On September 21, 2001, the four major networks (ABC, NBC, CBS, and FOX) came together to televise the star-studded 9-11 telethon, America: A Tribute to Heroes, organized by none other than George Clooney. All of the talent donated their time to that event which was televised uninterrupted and WITHOUT commercials. In 2005, NBC stepped up to host a two-hour celebrity telethon, Tsunami Aid: A Concert of Hope. This event was also televised without commercials. Also, in 2005, six networks (ABC, NBC, CBS. FOX, UPN, and WB) all simultaneously televised the Katrina telethon, Shelter from the Storm: A Concert for the Gulf Coast. Once again, the one-hour fundraising event was run commercial-free. I'm assuming these events were televised without commercials because the networks didn't want to "cash in" on these tragedies.
From what I can tell, FOX IS televising Idol Gives Back WITH commercials. And I'm only assuming this because I haven't heard declarations of anything otherwise. Considering the fact that American Idol currently pulls in the highest advertising rates, this is not a small detail worth glossing over.
Idol reportedly nabs as much as $700,000 per 30 second spot from its top sponsors. During last year's finale, it pulled in $1.3 million per spot. In comparison, Bones pulls in below average rates around $115,000 per 30 second spot. As you can see, by bumping Bones for the evening and offering two-hours of star-studded Idol entertainment, FOX is able to rake in a lot more advertising bucks. We're talking millions of dollars here. At $700,000 a pop, they only have to run 10 commercials and they make $7 million. Run 20 commercials, and they're making $14 million. Even in 2005, Idol's two-hour finale brought in over $40 million in TV advertising. With that in mind, News Corp's $5 million doesn't seem all that generous, does it?
Which is why this whole charity event rubs me the wrong way. Can't you see where I might find it a bit exploitive to use poverty-stricken children to attract A-List celebrities so you can hype a two-hour block of highly-desirable programming (which costs you very little to produce)? Especially, when this programming, which costs you little, generates huge advertising revenue and also boosts your ratings for another week. And as an extra bonus you have journalists around the world making declarations about your show "changing the world" and "saving the children?"

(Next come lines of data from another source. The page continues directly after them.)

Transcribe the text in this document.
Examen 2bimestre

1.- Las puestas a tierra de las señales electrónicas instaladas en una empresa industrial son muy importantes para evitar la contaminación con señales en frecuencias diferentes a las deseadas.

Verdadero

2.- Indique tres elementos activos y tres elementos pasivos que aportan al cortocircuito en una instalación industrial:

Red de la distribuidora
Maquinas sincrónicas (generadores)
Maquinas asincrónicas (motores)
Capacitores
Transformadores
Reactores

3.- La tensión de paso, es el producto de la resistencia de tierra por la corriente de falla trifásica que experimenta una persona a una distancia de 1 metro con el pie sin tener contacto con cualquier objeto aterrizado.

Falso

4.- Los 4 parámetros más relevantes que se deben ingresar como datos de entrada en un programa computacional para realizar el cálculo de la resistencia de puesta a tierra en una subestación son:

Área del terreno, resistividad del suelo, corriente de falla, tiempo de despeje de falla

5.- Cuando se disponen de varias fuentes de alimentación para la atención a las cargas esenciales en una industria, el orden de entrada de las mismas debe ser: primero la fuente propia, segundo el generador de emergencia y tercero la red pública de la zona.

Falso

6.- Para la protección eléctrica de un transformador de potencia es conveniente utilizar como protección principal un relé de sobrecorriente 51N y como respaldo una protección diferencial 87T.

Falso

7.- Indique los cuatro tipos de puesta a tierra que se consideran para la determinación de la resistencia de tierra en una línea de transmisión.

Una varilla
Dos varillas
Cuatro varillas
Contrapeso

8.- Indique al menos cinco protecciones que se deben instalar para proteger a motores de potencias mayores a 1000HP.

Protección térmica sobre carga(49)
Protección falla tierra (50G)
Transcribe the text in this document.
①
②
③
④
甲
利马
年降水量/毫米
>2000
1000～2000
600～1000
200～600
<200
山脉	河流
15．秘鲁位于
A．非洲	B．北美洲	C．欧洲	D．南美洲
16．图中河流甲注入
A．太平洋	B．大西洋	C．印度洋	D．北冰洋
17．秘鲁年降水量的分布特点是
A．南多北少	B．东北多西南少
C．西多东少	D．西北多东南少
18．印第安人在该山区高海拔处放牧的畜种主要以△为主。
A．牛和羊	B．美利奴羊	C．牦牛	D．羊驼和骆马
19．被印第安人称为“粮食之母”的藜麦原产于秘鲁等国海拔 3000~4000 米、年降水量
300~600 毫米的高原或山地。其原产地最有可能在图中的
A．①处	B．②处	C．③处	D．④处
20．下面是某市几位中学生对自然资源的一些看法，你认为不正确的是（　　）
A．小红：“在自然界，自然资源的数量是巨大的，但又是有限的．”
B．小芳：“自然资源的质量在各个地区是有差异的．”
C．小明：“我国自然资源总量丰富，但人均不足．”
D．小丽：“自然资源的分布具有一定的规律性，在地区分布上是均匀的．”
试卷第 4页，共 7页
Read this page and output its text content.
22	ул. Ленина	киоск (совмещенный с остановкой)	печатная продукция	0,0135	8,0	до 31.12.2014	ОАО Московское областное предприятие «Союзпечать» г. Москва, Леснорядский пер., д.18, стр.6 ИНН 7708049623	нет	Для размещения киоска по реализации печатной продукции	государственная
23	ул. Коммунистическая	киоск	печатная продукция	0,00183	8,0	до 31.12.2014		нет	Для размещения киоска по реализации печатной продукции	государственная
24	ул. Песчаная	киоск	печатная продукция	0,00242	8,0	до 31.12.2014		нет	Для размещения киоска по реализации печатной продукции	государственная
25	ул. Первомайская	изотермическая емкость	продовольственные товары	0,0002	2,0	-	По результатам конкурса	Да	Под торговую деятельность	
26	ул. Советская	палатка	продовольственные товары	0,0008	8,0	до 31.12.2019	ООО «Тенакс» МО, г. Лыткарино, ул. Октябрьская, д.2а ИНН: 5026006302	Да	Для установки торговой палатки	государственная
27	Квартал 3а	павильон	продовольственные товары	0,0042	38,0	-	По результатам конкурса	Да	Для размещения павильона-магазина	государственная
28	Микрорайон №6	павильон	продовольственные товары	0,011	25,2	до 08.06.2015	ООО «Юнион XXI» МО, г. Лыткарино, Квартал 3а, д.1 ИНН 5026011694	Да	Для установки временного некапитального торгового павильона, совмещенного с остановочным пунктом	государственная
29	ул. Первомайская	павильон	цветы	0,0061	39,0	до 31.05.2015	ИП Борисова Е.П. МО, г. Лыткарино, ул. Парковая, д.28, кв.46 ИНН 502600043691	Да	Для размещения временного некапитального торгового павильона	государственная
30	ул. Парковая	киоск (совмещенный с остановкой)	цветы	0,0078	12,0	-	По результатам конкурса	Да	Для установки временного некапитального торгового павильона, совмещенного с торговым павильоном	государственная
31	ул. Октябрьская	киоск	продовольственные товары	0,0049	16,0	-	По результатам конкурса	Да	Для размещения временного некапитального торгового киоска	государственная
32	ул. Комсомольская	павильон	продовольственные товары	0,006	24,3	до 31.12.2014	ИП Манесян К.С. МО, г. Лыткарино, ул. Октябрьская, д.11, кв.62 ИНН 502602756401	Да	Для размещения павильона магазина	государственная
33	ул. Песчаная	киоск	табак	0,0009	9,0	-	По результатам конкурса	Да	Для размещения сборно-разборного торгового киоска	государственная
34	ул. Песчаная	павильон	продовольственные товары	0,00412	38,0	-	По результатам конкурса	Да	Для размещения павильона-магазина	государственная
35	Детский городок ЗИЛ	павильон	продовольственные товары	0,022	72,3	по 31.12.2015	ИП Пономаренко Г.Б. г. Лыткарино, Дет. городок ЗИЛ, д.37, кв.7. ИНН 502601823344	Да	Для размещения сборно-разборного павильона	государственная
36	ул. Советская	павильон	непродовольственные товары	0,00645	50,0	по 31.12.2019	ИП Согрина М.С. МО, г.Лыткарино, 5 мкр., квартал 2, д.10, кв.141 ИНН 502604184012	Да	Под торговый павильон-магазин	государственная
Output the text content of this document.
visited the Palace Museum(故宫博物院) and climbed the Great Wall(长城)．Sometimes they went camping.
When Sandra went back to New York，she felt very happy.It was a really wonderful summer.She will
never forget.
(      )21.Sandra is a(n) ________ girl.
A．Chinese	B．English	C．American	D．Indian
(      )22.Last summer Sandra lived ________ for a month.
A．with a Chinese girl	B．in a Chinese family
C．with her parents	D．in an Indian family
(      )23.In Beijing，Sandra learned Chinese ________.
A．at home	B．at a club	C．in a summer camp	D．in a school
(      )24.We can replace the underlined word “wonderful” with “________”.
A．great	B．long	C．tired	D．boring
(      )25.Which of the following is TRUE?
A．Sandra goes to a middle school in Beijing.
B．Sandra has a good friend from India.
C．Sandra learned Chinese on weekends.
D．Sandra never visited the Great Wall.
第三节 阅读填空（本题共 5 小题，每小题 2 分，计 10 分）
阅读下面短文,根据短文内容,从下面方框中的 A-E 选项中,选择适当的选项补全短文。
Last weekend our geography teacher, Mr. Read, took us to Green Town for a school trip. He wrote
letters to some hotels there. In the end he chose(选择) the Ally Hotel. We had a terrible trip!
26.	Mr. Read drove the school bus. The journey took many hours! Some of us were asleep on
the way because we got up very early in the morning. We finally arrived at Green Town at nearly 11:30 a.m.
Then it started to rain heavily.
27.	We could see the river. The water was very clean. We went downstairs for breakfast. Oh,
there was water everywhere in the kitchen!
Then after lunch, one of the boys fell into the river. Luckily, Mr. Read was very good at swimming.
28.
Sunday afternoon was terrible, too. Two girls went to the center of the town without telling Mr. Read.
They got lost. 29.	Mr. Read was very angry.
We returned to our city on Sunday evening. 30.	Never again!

Interestingly enough, the biggest controversy surrounding the 9-11 and Tsunami telethons was instigated by FOX News' Bill O'Reilly. In 2005, O'Reilly said, "We want the telethon to be a big success, and we applaud the time and generosity of George Clooney and the other stars . . . But with power comes responsibility. And we expect all the telethon people to understand that." I agree with this statement, and I assume FOX does too. Of course, I'm not surprised that O'Reilly doesn't feel the need to personally scrutinize a celebrity-driven event hosted by FOX.
Perhaps I'm being overly-cynical, and FOX will break even on the night or even generously donate ALL of the advertising revenue generated by the event. I'm open to the possibility that I may be wrong and FOX is running the entire event WITHOUT commercials. I've tried my best to find the facts, but FOX publicity hasn't exactly made any of this clear. Outside of the on-air hype, we've received few details. I've emailed and left voicemails for FOX, and haven't received any immediate response. So I'm left with my questions.
One thing is clear -- FOX and American Idol are going to raise a lot of money this week. And this is a good thing. It certainly is about time the money-making juggernaut "gave something back." But I think it's worth asking what's in it for them? And I'm wondering why I'm the only one even asking.